By The Associated Press

This article was published December 26, 2012 at 6:41 a.m.

— The upper chamber of Russia’s parliament Wednesday unanimously voted in favor of a measure banning Americans from adopting Russian children. It now goes to President Vladimir Putin to sign or turn down.

All 143 members of the Federation Council present voted to support the bill, which has sparked criticism from both the United States and from Russian activists who say it victimizes children by depriving them of the chance to escape often-dismal orphanages.

The bill is one part of a larger measure by angry lawmakers retaliating against a recently signed U.S. law that calls for sanctions against Russians deemed to be human-rights violators.
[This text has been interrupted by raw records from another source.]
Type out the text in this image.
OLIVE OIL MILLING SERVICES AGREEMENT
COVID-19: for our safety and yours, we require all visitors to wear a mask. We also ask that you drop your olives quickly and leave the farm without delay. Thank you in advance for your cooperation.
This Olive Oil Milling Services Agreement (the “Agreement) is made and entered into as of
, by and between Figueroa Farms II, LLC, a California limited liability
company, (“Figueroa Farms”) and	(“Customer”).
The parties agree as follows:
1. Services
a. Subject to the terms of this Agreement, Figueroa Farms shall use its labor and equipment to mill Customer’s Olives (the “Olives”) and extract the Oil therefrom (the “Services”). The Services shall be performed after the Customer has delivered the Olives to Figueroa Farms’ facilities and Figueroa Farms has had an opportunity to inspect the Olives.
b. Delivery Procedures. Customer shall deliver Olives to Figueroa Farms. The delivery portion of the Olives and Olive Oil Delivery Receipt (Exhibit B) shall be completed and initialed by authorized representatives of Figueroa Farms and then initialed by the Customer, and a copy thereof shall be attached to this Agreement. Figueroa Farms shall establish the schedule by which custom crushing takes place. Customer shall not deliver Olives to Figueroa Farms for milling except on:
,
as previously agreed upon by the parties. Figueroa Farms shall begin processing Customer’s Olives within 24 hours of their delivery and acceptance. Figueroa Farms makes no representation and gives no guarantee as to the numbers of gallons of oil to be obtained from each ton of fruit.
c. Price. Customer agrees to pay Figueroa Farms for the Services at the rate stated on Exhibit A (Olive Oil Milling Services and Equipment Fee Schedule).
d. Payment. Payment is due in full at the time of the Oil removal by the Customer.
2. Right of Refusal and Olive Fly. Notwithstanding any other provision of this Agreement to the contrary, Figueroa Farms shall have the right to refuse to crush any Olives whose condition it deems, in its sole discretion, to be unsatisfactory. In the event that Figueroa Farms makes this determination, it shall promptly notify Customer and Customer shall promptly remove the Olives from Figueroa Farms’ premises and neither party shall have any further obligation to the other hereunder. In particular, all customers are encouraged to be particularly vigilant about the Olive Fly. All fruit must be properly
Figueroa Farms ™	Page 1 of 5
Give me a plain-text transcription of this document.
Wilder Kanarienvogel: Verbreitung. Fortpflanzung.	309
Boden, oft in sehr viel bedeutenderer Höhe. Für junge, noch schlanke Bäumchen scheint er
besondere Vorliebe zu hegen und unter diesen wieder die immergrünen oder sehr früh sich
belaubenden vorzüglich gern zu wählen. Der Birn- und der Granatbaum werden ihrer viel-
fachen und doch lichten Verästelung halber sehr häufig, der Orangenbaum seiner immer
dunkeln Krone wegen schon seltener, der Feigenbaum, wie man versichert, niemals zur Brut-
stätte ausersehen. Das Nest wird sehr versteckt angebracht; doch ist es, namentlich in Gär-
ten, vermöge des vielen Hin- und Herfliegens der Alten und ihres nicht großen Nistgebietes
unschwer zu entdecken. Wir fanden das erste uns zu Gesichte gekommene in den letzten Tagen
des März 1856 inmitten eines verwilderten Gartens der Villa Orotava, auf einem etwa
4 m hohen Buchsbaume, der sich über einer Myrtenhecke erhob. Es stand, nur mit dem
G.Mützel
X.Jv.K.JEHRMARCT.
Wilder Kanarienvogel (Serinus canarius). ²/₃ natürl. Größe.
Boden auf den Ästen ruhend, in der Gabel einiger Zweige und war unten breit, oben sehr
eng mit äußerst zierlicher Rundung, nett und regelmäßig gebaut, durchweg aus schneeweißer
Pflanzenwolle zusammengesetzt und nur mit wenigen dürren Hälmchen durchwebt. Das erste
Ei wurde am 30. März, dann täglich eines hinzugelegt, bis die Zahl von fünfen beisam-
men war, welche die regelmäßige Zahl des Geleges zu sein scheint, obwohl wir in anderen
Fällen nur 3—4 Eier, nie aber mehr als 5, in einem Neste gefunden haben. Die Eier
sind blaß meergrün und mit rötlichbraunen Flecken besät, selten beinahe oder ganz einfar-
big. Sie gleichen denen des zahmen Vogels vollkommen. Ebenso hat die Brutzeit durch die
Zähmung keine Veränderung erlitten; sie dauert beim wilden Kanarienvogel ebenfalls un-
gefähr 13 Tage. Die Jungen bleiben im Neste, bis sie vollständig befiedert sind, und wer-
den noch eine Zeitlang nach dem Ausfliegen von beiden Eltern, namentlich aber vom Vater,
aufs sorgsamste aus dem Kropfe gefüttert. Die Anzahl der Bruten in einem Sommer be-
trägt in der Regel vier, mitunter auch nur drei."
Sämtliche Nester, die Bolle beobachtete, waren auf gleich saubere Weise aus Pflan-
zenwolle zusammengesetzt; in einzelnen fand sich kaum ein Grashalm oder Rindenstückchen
Putin hasn’t committed to signing the bill, but has referred to it as a legitimate response to the new U.S. law.

Some top government officials, including the foreign minister, have spoken flatly against it, arguing the measure would be in violation of Russia’s constitution and international obligations.

But Senator Mikhail Margelov, chairman of the council’s foreign affairs committee, referred to the bill as “a natural and a long overdue response” to the U.S. legislation.

“Children must be placed in Russian families, and this is a cornerstone issue for us,” he said.

Several people with posters protesting the bill were detained outside the Council before the vote. “Children get frozen in the Cold War,” one poster read.

There are about 740,000 children without parental custody in Russia, according to UNICEF. More than 60,000 Russian children have been adopted in the United States in the past 20 years.